Angus Fisher, Millbank Farm, Terara

The farm has 75 acres of good quality, productive soils and the area has been producing vegetables, especially peas and corn, for over 100 years. The area was originally opened up for corn growing in the 1820's, due to its ideal warm moist growing season. Corn will grow in this area without irrigation. Recently some of the property has been land planed for drainage control, which allows better access over the growing areas after the intense rainstorms which characterise the region.

Forebears of Angus grew yellow maize on this property for many years before the family left the property to concentrate on timber milling. Angus returned after a five year absence and began to grow small areas of organic vegetables for the Sydney market, as well as corn for chickens and cattle. Eventually they came to an agreement with Mexicana, and later Spiral Foods to produce corn for the corn chip market.

"Our corn grows on soil water and we get 7 - 8 tonne per hectare. Last year it grew well despite the drought. Corn is perfectly suited to our area. The shape of the leaves funnels moisture to the roots in the evenings and even a heavy dew gets to the roots, and our 40 inch rainfall is spread through the year.

Few crops are grown during the winter months, peas, potatoes and brassica, according to Angus the brassica grow extremely well. During the spring or summer, two or three crops are grown in quick succession. About 50 acres of yellow maize is grown for corn chips. These are marketed in Melbourne and Sydney. About 10 acres of sweet corn is grown for the fresh market, and 25 acres of field peas. Beans are also grown.

Angus is currently developing a new farming system which aims to reduce ploughing. Although the soil does respond very well to turning, Angus is keen to make improvements to the system by incorporating organic certified cattle. The property is set up with a perimeter laneway and electric fencing. Troughs are moved in after cropping. The laneway allows access to any part of the property and the animals compost the standing crop residue.

After the cattle have finished, Angus may still need to slash with a turf mower, and then uses a mouldboard plough and one pass with a spring tyne cultivator. In this system the residue from the previous crop is mostly consumed and composted. The next crop can be planted within days, often peas and beans. These produce useful green manure in high volumes and most of the crops grown have a large seed, so a fine powdery seedbed is not required.

Up to 40 cattle at one time are used on corn stubbles.
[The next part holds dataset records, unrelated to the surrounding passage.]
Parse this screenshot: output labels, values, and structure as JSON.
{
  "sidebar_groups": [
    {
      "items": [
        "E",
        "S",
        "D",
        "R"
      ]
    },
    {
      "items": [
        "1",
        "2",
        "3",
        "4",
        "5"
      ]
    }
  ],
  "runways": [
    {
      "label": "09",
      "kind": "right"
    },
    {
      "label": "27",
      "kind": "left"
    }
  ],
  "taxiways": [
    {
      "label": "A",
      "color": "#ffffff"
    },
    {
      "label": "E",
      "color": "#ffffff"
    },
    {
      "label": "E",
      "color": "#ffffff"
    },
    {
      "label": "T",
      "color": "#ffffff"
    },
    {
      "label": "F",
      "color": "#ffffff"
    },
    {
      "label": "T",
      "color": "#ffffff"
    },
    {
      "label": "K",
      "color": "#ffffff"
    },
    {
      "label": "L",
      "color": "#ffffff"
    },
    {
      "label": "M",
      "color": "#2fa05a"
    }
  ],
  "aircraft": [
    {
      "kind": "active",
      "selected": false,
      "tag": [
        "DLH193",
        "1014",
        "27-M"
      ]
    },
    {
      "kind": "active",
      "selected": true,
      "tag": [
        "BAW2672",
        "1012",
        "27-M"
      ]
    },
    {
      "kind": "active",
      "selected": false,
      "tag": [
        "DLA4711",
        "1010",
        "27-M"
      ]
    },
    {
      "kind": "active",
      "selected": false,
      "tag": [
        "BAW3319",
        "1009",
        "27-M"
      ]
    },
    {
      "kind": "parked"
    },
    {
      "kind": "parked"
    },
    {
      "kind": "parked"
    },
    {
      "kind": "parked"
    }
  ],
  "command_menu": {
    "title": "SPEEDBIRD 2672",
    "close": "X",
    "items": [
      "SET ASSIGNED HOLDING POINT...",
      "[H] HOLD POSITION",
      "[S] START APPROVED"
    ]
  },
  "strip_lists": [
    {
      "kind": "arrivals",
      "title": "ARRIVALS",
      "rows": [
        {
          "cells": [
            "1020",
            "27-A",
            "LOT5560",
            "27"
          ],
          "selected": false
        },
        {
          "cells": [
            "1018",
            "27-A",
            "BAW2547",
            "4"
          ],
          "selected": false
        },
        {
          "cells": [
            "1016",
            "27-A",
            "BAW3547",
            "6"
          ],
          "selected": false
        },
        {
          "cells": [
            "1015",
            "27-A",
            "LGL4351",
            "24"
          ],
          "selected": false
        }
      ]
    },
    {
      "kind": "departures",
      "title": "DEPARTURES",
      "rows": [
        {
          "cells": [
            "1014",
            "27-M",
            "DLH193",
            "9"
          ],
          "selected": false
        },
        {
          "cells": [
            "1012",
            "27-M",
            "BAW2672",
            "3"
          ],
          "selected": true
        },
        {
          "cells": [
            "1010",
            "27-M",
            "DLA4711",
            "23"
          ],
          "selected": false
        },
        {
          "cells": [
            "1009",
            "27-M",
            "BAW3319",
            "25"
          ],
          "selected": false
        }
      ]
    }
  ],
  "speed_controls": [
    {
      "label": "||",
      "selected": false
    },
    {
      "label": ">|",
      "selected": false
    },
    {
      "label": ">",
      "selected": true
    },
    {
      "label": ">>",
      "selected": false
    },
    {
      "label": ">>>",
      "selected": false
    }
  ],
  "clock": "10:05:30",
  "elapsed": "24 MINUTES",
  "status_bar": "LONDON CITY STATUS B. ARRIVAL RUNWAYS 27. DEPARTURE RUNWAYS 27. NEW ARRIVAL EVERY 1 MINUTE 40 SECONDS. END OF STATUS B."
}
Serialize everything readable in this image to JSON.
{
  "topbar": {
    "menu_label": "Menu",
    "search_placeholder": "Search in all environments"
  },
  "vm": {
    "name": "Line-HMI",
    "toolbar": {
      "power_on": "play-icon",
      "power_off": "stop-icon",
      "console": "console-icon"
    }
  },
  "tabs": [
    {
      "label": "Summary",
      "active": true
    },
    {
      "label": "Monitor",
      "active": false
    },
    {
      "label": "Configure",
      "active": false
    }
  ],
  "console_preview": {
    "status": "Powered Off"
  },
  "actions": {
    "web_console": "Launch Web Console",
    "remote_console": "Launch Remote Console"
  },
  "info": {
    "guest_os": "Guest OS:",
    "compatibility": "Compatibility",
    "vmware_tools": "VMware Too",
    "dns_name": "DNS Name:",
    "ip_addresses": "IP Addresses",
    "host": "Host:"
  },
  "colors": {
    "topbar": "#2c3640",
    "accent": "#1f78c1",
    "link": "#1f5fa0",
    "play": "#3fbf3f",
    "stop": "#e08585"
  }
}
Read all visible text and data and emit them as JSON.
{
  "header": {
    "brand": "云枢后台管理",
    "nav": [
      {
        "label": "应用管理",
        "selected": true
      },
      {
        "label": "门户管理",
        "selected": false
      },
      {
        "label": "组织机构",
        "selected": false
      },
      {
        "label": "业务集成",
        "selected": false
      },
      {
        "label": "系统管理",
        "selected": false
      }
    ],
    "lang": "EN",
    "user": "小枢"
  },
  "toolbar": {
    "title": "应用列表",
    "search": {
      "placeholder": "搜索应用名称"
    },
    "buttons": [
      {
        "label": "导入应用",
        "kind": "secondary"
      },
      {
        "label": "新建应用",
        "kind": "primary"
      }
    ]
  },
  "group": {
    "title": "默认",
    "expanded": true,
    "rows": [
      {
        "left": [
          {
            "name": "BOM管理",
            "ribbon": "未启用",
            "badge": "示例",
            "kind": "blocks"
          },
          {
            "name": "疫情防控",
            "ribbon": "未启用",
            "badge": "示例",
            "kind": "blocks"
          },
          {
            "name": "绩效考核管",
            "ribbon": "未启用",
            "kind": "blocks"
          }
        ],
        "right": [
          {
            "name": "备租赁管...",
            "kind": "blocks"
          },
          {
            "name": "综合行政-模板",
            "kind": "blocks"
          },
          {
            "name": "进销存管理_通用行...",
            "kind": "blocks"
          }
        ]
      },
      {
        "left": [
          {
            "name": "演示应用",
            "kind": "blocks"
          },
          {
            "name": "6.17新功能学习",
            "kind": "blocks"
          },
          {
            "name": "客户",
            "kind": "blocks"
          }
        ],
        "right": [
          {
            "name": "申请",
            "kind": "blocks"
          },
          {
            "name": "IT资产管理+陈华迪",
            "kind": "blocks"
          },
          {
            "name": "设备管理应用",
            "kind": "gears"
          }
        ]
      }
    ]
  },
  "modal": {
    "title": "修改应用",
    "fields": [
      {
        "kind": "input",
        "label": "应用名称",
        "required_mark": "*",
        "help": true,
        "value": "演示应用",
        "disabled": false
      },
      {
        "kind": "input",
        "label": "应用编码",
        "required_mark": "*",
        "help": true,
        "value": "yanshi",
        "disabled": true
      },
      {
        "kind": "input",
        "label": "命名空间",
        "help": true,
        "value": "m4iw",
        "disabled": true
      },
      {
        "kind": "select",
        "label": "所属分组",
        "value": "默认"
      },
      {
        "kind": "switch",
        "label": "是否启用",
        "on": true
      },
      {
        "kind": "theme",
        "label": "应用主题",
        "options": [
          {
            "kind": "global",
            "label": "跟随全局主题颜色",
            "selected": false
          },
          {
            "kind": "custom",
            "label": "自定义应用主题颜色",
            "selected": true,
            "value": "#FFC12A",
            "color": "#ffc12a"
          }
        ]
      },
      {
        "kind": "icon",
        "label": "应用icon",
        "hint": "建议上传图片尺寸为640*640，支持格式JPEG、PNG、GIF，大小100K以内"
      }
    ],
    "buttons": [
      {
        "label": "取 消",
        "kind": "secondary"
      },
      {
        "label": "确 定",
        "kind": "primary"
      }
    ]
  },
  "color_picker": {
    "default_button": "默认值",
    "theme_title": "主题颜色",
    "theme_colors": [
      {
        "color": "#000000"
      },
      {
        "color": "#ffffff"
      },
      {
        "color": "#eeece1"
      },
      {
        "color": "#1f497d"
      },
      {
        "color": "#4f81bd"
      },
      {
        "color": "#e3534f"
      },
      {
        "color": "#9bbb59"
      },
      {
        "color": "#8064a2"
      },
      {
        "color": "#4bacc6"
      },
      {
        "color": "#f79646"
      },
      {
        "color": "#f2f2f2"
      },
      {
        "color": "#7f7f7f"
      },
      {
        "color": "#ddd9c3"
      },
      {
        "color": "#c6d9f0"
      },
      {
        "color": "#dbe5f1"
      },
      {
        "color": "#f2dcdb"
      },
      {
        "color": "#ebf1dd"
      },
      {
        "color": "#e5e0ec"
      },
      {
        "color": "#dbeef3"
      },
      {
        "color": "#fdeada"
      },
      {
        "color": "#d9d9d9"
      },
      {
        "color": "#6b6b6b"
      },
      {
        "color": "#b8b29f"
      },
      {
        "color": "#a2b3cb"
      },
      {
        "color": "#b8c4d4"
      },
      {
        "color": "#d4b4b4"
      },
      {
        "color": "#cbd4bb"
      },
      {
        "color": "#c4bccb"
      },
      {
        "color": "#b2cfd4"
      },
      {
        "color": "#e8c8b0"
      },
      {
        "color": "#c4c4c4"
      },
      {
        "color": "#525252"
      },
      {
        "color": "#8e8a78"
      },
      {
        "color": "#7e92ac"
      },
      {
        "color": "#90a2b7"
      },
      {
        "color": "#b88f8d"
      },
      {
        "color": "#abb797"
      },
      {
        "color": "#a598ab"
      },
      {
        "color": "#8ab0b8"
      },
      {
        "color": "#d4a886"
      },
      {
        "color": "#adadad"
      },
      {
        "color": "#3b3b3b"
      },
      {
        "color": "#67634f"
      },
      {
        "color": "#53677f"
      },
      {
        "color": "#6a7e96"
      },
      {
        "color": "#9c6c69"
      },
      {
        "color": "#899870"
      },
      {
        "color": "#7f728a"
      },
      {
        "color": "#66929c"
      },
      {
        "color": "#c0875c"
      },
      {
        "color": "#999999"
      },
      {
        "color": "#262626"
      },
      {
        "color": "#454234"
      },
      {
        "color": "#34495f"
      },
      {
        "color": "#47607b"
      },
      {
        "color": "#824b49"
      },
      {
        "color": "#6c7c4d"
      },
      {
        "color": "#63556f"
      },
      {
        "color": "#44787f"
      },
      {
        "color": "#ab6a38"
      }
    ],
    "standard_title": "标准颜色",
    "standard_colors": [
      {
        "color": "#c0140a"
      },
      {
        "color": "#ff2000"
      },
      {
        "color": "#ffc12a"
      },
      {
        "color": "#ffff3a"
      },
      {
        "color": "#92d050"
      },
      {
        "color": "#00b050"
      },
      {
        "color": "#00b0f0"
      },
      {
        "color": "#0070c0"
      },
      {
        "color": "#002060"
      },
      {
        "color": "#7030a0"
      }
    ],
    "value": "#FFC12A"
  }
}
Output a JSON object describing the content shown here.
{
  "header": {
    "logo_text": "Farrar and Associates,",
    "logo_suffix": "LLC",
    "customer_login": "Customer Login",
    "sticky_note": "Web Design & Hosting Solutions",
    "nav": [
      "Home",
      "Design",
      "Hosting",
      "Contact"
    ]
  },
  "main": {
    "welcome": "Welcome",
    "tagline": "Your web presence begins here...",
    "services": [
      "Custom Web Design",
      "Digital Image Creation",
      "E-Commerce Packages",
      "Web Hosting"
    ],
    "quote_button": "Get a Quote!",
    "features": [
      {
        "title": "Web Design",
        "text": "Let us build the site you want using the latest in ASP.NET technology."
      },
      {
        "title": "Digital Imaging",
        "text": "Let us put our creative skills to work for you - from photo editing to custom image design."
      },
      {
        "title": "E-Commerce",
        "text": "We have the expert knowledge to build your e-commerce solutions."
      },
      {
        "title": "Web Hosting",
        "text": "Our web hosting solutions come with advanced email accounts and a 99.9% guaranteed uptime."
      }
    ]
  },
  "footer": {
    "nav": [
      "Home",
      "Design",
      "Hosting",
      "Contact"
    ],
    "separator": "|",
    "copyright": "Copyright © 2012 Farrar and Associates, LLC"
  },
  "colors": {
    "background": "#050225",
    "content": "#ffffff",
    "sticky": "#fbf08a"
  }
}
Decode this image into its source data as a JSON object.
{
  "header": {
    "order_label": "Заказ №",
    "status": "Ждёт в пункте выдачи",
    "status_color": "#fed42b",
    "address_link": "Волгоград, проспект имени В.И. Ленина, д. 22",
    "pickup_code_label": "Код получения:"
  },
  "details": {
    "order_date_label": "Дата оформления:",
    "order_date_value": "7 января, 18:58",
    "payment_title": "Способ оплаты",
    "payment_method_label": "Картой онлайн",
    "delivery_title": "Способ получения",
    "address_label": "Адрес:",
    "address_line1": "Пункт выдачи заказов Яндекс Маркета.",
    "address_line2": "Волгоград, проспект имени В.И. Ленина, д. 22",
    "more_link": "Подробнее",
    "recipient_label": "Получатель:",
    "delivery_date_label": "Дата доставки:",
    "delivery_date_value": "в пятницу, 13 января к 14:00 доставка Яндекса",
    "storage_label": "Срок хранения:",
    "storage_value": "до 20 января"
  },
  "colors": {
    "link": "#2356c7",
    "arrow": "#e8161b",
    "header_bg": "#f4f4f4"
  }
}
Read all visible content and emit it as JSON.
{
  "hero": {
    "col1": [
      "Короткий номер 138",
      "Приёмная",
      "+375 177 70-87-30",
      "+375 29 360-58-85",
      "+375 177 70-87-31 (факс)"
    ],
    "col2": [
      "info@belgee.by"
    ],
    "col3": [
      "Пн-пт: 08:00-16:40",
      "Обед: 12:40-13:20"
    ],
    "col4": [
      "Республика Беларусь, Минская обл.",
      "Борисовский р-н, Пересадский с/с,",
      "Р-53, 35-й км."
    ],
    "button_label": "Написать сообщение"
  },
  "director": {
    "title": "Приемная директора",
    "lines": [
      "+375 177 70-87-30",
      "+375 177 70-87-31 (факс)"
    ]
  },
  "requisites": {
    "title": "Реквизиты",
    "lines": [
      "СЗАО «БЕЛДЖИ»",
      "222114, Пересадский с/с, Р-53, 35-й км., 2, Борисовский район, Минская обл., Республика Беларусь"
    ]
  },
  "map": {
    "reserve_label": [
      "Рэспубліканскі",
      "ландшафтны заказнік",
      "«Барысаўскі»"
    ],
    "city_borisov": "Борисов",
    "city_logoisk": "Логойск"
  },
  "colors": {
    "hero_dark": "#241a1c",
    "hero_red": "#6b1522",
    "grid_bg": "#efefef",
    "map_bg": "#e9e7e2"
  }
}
This system has also reduced the equipment needs for the farm. Most operations are conducted with the slasher, spring tyne cultivator or mouldboard plough.

Interrow cultivation is used for weed control, so all crops are grown in the same row width. A rolling cultivator is the preferred tool for this operation.

Pests include heliothis in sweet corn, which is not serious enough for treatment with any organic insecticide, and cabbage moth. High populations of parasitic wasps control the moth for most of the year but some application of Dipel may be needed when the wasps are dormant. Cutworm is also a seasonal pest in corn. Angus says "the main way we deal with pest problems is to avoid growing crops which are prone to significant pests - like fruitfly in tomatoes".

Marketing is a very important aspect of the system. Angus descibed his views about marketing in t5his way: "We are victims of the taste of people in Sydney" he says "they demand super sweet corn - so we must grow super sweet corn. They demand red and white potatoes - so we must grow red and white potatoes".

He is surprised that while consumers express interest in environmental issues and clean food, the industry remains very small.

"Last year we would have dumped 7 tonne of Kifpler potatoes. We grew 20 tonne but the organic market could not take the last seven." he said, "we were lucky to know someone who swapped the Kifpler for seed potatoes".

Angus hopes that a merger of the two largest certification organisations will help to get the story about organis foods out to the public. He says "the organic industry is still too small. We have a huge potential market but we are not tapping into it. We have a good story to tell - why aren't we out there telling it?".